II. Pourquoi cet héritage culturel et éducatif freine l’écoute masculine ?

Trois mécanismes-clés : absence de modèle, renforcement sociétal, cercle vicieux

1. Absence de modèle d'écoute émotionnelle : peu de guides relationnels masculins valorisent l’écoute émotionnelle.

Dans les récits culturels, les figures masculines valorisées sont celles qui agissent, dominent ou résolvent, rarement celles qui écoutent, contiennent ou accueillent.
Par exemple, dans Gladiator, Batman, James Bond ou même Le Dîner de Cons, le héros masculin incarne un archétype solitaire, peu loquace et souvent coupé de ses affects. Si on prend 2 seconde pour y réfléchir, on voit bien que ce sont le silence ou l’action qui prime ; l’écoute émotionnelle est absente. La souffrance d’autrui est ignorée ou, au mieux, minimisée.

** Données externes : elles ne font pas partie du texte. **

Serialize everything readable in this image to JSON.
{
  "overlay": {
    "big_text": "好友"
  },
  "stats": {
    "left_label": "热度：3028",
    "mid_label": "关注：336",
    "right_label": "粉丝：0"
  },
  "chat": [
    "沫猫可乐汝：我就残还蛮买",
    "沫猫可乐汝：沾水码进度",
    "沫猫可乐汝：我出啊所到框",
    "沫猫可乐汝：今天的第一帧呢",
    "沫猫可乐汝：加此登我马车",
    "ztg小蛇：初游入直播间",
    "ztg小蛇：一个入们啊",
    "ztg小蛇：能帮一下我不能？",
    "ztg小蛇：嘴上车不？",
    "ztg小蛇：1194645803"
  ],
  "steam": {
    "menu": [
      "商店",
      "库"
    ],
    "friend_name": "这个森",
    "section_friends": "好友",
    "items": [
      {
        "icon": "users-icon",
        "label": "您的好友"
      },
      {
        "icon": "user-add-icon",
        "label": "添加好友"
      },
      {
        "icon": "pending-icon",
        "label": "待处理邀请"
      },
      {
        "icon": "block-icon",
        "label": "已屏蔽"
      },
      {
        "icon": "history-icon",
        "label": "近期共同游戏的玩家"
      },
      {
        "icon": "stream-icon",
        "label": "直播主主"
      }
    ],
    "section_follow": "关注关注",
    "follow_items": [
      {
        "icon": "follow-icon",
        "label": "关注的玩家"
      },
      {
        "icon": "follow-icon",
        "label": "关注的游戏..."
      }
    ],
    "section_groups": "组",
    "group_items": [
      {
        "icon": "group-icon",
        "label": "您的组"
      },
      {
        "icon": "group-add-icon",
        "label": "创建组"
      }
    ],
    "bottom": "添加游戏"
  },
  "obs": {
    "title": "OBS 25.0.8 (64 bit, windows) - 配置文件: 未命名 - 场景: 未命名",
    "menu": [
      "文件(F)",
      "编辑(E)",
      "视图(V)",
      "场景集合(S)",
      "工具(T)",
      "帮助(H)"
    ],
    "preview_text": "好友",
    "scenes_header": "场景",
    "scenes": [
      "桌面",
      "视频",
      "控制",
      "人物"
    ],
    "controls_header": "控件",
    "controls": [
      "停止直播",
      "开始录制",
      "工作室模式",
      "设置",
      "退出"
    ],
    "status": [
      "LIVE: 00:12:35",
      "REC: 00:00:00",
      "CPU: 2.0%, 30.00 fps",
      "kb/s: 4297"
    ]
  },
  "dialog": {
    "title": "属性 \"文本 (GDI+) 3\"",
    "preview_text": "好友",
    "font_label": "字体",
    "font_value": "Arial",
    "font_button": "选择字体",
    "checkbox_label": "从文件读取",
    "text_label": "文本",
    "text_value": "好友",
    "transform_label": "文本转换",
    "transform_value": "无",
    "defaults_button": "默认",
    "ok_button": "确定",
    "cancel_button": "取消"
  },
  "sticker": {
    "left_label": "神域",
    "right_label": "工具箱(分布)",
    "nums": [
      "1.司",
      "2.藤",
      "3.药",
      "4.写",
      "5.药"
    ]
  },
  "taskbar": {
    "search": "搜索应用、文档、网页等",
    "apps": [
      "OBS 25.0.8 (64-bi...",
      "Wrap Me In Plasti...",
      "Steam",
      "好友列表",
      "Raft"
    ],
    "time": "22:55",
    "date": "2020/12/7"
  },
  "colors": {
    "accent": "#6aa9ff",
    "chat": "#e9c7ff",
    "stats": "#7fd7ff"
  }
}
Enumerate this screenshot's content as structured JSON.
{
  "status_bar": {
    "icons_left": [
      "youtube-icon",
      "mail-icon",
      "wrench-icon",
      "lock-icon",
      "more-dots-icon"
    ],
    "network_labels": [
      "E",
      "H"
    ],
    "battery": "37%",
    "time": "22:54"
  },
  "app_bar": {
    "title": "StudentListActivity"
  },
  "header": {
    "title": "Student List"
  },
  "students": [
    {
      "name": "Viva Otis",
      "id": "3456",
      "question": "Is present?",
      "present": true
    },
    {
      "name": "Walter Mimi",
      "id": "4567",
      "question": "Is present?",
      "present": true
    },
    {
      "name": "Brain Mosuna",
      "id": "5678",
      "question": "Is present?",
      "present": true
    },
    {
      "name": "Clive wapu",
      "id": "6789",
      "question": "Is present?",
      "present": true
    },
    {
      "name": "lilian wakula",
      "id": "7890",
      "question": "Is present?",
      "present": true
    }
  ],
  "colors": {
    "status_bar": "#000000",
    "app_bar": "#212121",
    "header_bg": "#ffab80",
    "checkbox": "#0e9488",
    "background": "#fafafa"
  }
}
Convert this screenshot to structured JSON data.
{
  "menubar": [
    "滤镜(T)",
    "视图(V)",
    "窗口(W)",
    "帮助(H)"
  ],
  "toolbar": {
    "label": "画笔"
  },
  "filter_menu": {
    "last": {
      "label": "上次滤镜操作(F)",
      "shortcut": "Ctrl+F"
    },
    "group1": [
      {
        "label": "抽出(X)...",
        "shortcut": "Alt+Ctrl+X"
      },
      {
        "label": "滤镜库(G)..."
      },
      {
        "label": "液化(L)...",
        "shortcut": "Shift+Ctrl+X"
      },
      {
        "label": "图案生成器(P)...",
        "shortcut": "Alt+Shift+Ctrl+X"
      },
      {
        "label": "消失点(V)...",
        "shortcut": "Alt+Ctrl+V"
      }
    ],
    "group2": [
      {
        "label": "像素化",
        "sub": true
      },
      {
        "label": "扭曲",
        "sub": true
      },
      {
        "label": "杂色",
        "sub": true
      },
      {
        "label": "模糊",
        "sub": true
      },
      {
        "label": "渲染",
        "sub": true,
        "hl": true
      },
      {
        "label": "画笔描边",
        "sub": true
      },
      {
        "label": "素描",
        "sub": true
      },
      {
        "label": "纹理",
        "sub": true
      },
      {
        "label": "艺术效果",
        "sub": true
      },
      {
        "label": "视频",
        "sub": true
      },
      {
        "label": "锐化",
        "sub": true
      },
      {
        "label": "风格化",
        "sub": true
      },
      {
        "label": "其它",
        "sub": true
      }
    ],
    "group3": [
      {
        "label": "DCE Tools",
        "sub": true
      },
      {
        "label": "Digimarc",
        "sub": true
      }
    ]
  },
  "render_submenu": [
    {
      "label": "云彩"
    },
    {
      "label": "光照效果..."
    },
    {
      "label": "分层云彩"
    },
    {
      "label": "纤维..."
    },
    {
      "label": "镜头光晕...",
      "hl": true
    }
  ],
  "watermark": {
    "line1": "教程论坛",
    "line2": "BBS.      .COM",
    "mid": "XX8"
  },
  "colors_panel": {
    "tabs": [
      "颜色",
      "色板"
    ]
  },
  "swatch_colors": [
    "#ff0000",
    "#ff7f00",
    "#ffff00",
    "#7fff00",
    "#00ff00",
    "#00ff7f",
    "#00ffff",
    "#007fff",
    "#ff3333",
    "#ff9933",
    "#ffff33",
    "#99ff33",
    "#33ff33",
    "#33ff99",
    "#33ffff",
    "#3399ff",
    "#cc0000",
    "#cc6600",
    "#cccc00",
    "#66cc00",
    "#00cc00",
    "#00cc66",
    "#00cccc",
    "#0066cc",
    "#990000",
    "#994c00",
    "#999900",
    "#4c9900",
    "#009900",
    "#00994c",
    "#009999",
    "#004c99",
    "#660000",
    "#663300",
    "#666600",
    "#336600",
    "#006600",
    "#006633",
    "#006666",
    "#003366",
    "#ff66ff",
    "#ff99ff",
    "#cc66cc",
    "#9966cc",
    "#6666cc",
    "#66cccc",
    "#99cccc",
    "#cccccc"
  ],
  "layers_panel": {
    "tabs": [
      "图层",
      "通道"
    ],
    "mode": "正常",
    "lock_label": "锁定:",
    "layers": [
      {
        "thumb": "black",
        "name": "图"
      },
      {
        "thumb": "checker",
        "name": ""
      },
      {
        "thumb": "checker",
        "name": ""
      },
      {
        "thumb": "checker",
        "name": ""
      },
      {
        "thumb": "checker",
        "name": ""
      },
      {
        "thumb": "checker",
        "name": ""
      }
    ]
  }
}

Selon l’analyse de Marie-Carmen Garcia (2018), sociologue à l’Université Lumière Lyon 2, "la culture populaire propose peu de figures masculines aptes à écouter l’émotion d’un autre sans se mettre en retrait ou en colère".

En outre, Hervé Le Nagard (2018) observe combien "les récits de virilité dans les films et les livres de jeunesse montrent très peu d’hommes dans des postures d’accueil émotionnel ou de questionnement relationnel". 

 

2. Renforcement sociétal : performance, action et contrôle sont populaires.

Dès l’école, et même encore en 2025, les garçons sont valorisés pour leurs résultats, leur capacité à prendre des décisions, à aller de l’avant. Les compétences relationnelles sont secondaires, voire stigmatisées.

Dans Le Loup de Wall Street, la réussite est incarnée par l’agressivité, la maîtrise du verbe pour dominer. L’émotion de l’autre est vue comme un obstacle à écraser, non un espace à accueillir.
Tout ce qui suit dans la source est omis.